Ксюша.
Напряжение зашкаливает. Лежу на кушетке, сжавшись так, как только могу. Внутренне, конечно.
Мы на контрольном УЗИ. Первом исследовании, когда можно узнать очертания малыша и услышать его сердечко. Мы — это я, живот и Егор. И именно он сейчас напряженно вглядывается в монитор, а я малодушно боюсь посмотреть и жадно ловлю эмоции на любимом лице.
Врач что—то говорит, но от волнения в ушах такой шум — я ничего не слышу. Вернее, слышу, но не воспринимаю. Мне надо решиться перевести взгляд на экран и услышать, что всё хорошо. Только после этого, наверное, я начну приходить в себя. По крайней мере, надеюсь.
— … а сейчас можем послушать сердечко…
Это значит, всё в порядке, да?
— Егор?
— Выдохни, Ксюш. Хорошо всё. Приготовься, сейчас…
И кабинет наполняет мерный стук. Он проникает в меня, задерживаясь где—то в районе солнечного сплетения. Стук сердца нашего ребёнка. Оно бьётся, а это значит, он растёт, он борется и стремится к нам. Спасибо, Господи!
— Ксюша, Ксюш! — Не с первого раза слышу, что говорит Егор. — Ну ты чего, малыш? Правда хорошо. Я тебе расскажу, я всё—всё запомнил.
Врач с улыбкой смотрит на нас и говорит, что можно вытирать гель и вставать. Тяну руку к салфеткам, но Егор и здесь оказывается быстрее. Он сегодня с утра вообще невероятно суетливый и даже немного нервный. Тоже переживает. Хоть и не говорит ничего.
— Фото на память. — Врач протягивает несколько небольших листков с черно—белым изображением. — Результаты передам Тарасу Алексеевичу.

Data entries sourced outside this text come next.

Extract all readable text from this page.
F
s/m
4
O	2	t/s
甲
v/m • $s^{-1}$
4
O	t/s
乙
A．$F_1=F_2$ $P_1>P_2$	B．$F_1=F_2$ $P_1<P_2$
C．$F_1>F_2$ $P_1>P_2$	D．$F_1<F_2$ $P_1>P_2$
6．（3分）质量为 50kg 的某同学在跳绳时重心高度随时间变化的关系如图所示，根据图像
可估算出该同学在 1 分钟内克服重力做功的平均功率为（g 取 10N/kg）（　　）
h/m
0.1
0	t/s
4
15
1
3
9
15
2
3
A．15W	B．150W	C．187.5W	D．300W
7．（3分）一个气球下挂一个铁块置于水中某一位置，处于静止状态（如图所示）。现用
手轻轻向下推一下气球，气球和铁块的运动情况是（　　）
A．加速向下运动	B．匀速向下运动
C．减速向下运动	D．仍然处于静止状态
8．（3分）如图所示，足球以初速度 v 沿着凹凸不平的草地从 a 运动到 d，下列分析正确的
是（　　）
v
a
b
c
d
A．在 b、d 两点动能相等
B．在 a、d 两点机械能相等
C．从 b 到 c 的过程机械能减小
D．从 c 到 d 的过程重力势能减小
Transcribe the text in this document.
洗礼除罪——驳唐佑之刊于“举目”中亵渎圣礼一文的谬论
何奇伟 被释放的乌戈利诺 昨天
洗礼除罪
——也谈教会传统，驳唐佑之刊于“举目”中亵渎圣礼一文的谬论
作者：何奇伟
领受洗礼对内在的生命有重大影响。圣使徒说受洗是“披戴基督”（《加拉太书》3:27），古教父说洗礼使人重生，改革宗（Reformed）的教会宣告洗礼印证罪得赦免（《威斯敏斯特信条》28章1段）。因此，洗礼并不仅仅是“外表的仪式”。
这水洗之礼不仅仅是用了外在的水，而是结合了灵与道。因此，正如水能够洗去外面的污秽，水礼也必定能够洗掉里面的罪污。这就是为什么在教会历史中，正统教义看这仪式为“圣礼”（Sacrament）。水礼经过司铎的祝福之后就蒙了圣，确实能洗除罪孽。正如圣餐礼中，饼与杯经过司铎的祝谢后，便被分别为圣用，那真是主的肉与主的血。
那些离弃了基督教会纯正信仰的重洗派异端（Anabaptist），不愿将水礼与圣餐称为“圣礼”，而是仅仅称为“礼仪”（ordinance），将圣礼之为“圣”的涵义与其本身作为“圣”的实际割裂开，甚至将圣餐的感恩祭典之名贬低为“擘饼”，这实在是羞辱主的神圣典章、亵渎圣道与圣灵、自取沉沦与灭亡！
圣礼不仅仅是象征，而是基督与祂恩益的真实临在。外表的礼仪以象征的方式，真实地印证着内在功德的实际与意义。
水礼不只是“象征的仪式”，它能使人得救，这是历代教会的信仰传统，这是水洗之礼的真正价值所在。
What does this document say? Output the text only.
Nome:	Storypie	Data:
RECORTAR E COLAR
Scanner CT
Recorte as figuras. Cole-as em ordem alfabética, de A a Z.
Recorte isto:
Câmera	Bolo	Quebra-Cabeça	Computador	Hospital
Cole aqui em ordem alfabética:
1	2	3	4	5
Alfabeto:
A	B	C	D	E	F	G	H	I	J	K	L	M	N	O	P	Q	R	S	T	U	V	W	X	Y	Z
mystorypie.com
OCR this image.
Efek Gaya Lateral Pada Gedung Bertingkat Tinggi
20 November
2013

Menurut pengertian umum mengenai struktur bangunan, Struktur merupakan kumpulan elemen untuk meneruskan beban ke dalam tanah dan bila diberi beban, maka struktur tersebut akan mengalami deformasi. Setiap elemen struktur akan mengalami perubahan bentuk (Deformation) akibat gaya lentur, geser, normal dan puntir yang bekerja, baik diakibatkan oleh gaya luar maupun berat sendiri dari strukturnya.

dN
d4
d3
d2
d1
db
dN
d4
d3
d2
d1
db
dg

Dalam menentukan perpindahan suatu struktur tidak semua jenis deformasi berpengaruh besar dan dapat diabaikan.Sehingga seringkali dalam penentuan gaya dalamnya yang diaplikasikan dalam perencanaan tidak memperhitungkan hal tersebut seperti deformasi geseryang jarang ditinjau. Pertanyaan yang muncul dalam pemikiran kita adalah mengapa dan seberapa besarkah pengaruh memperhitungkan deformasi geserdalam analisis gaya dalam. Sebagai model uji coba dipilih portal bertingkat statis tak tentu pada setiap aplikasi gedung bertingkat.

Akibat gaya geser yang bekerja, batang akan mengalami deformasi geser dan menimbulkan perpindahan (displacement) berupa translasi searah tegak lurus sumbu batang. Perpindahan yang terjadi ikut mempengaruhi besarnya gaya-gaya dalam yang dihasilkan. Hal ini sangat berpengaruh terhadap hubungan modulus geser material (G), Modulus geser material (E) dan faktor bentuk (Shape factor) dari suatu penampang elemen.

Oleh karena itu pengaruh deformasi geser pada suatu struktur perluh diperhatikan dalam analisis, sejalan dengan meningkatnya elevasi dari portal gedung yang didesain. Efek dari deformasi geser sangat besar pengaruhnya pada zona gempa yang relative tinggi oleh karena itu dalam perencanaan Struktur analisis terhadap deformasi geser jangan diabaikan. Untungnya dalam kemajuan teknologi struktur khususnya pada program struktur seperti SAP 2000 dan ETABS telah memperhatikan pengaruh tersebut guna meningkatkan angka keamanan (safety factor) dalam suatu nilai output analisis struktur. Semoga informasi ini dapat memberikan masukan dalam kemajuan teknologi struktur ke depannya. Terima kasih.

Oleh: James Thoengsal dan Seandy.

Провожу пальчиком по картинке. Наш малыш. На следующем УЗИ обязательно буду смотреть в оба, а сегодня… слишком много всего свалилась, чтобы успеть взять себя в руки за короткий промежуток времени. Это же не значит, что я буду плохой мамой?
— Ты уже самая лучшая мама. — Егор помогает подняться и целует в висок.
— Я вслух сказала?
— Ага. Перенервничала. А теперь можешь успокаиваться.
Придерживает за талию, пока выходим в коридор.
С момента приезда в дом и моей истерики, Егор ко мне больше не прикасался. Всегда находится рядом, готов помочь в любую секунду, но… это касание — максимум, который он себе позволил. И я знаю, почему. Я сама виновата в том, что выстроила очередную стену.
Можно списать на гормоны, но себя—то не обманешь. Сначала я боялась. Когда ещё не знала всей правды. А потом меня переклинило. Егор сказал, что готов ждать. А я… я не хочу ждать больше! Хочу, чтобы, как раньше, он решил всё за меня. Только он этого не сделает, я знаю.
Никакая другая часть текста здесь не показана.